- In the first quarter of 2019 GDP grew at a surprisingly robust annual rate of 1.8% y/y. Alas, this renewed strength is somewhat illusory as households, firms and even the government appear to be stockpiling ahead of Brexit. There are currently 124 cans of M&S Thai Chicken Curry Soup in the pantry at Pemberton Towers (other leading department store soups are also available). I suspect the Q2 GDP numbers will be disappointing when published and indeed, the Bank of England recently downgraded its forecast to the quarter expecting growth to be flat.
- Inflation remains muted with the CPI running at an annualised rate of 2.0% and unemployment at its lowest level since 1974, the era of Slade, flares, strikes and Dirty Leeds. With weekly average earnings growing at 3.1% then at least households should be feeling a bit perkier, Brexit fears or not.
- The binary nature of Brexit makes forecasting UK monetary policy a lottery. Nothing is likely to happen until October following which a disruptive no-deal could even lead to a rate cut to head off a possible recession even though the anticipated sharp fall in the pound would be inflationary. A deal of some sort could lead to a couple of rate rises next year taking rates up to 1.25% though the global trend is for loosening, not tightening as the global economy loses momentum.

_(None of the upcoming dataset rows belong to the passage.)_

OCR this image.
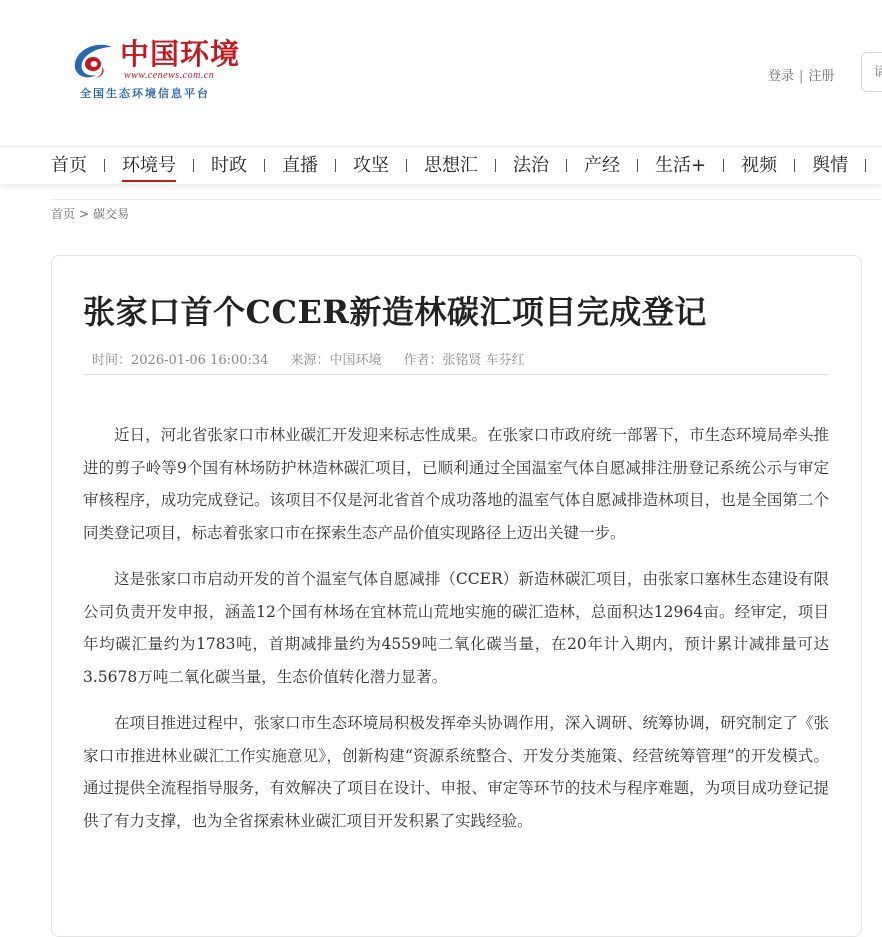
中国环境
www.cenews.com.cn
全国生态环境信息平台
登录 | 注册
请
首页 环境号 时政 直播 攻坚 思想汇 法治 产经 生活+ 视频 舆情
首页 > 碳交易
张家口首个CCER新造林碳汇项目完成登记
时间：2026-01-06 16:00:34 来源：中国环境 作者：张铭贤 车芬红

近日，河北省张家口市林业碳汇开发迎来标志性成果。在张家口市政府统一部署下，市生态环境局牵头推进的剪子岭等9个国有林场防护林造林碳汇项目，已顺利通过全国温室气体自愿减排注册登记系统公示与审定审核程序，成功完成登记。该项目不仅是河北省首个成功落地的温室气体自愿减排造林项目，也是全国第二个同类登记项目，标志着张家口市在探索生态产品价值实现路径上迈出关键一步。

这是张家口市启动开发的首个温室气体自愿减排（CCER）新造林碳汇项目，由张家口塞林生态建设有限公司负责开发申报，涵盖12个国有林场在宜林荒山荒地实施的碳汇造林，总面积达12964亩。经审定，项目年均碳汇量约为1783吨，首期减排量约为4559吨二氧化碳当量，在20年计入期内，预计累计减排量可达3.5678万吨二氧化碳当量，生态价值转化潜力显著。

在项目推进过程中，张家口市生态环境局积极发挥牵头协调作用，深入调研、统筹协调，研究制定了《张家口市推进林业碳汇工作实施意见》，创新构建“资源系统整合、开发分类施策、经营统筹管理”的开发模式。通过提供全流程指导服务，有效解决了项目在设计、申报、审定等环节的技术与程序难题，为项目成功登记提供了有力支撑，也为全省探索林业碳汇项目开发积累了实践经验。
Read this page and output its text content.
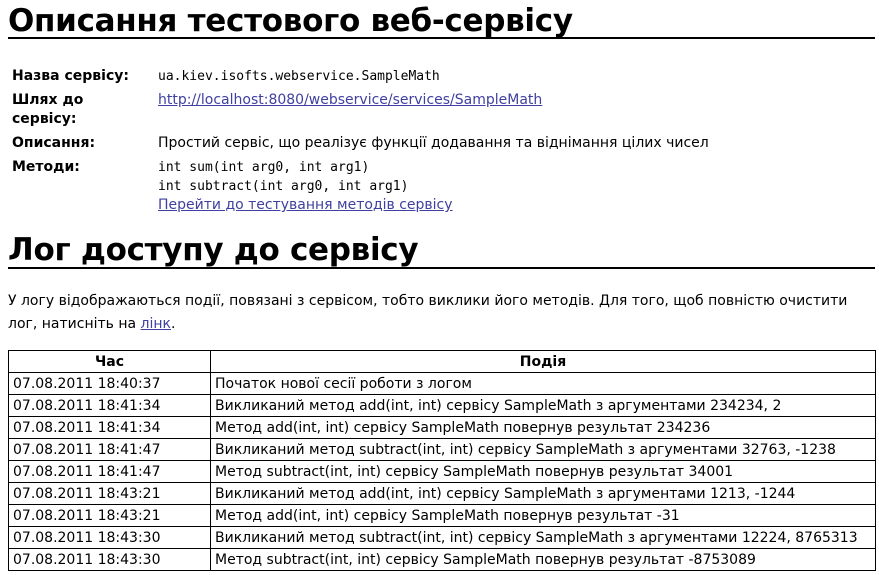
Описання тестового веб-сервісу
Назва сервісу:	ua.kiev.isofts.webservice.SampleMath
Шлях до сервісу:	http://localhost:8080/webservice/services/SampleMath
Описання:	Простий сервіс, що реалізує функції додавання та віднімання цілих чисел
Методи:	int sum(int arg0, int arg1)
int subtract(int arg0, int arg1)
Перейти до тестування методів сервісу
Лог доступу до сервісу

У логу відображаються події, повязані з сервісом, тобто виклики його методів. Для того, щоб повністю очистити лог, натисніть на лінк.

Час	Подія
07.08.2011 18:40:37	Початок нової сесії роботи з логом
07.08.2011 18:41:34	Викликаний метод add(int, int) сервісу SampleMath з аргументами 234234, 2
07.08.2011 18:41:34	Метод add(int, int) сервісу SampleMath повернув результат 234236
07.08.2011 18:41:47	Викликаний метод subtract(int, int) сервісу SampleMath з аргументами 32763, -1238
07.08.2011 18:41:47	Метод subtract(int, int) сервісу SampleMath повернув результат 34001
07.08.2011 18:43:21	Викликаний метод add(int, int) сервісу SampleMath з аргументами 1213, -1244
07.08.2011 18:43:21	Метод add(int, int) сервісу SampleMath повернув результат -31
07.08.2011 18:43:30	Викликаний метод subtract(int, int) сервісу SampleMath з аргументами 12224, 8765313
07.08.2011 18:43:30	Метод subtract(int, int) сервісу SampleMath повернув результат -8753089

- UK public finances are actually in pretty good order so a combination of looser fiscal policy and an accommodative Bank of England should minimise, to an extent, the economic disruption of a no-deal exit. Most of the FTSE100 companies have future-proofed themselves anyway and are more worried about a Marxist Corbyn Government. The corporate damage from Brexit will be felt most keenly in the domestic smaller and mid-cap companies, many of whose share price have already taken this on board.
- The stock market continued to rally in the last quarter with the FTSE now returning 12% ytd.as at June 30th. We discussed in some detail the sorry saga of Neil Woodford earlier in the newsletter and his demise has led to a series of stock specific disasters as he has been forced to unload bucketloads of stock and the short selling hedge funds have joined the party
- In terms of valuation, the rally since January means the market is trading on a forward P/E of 12.5x, which looks like fair value given that earnings expectations are only in low single digit. There is though support from an enticing dividend yield of 4.5%, especially now that Gilt yields have plummeted so low.
Summary: Equities produced strong returns again this quarter in line with global markets but remain a hostage to Brexit with the spectre of a Corbyn Government in the background. The market valuation is no longer so attractive but is supported by a high dividend yield.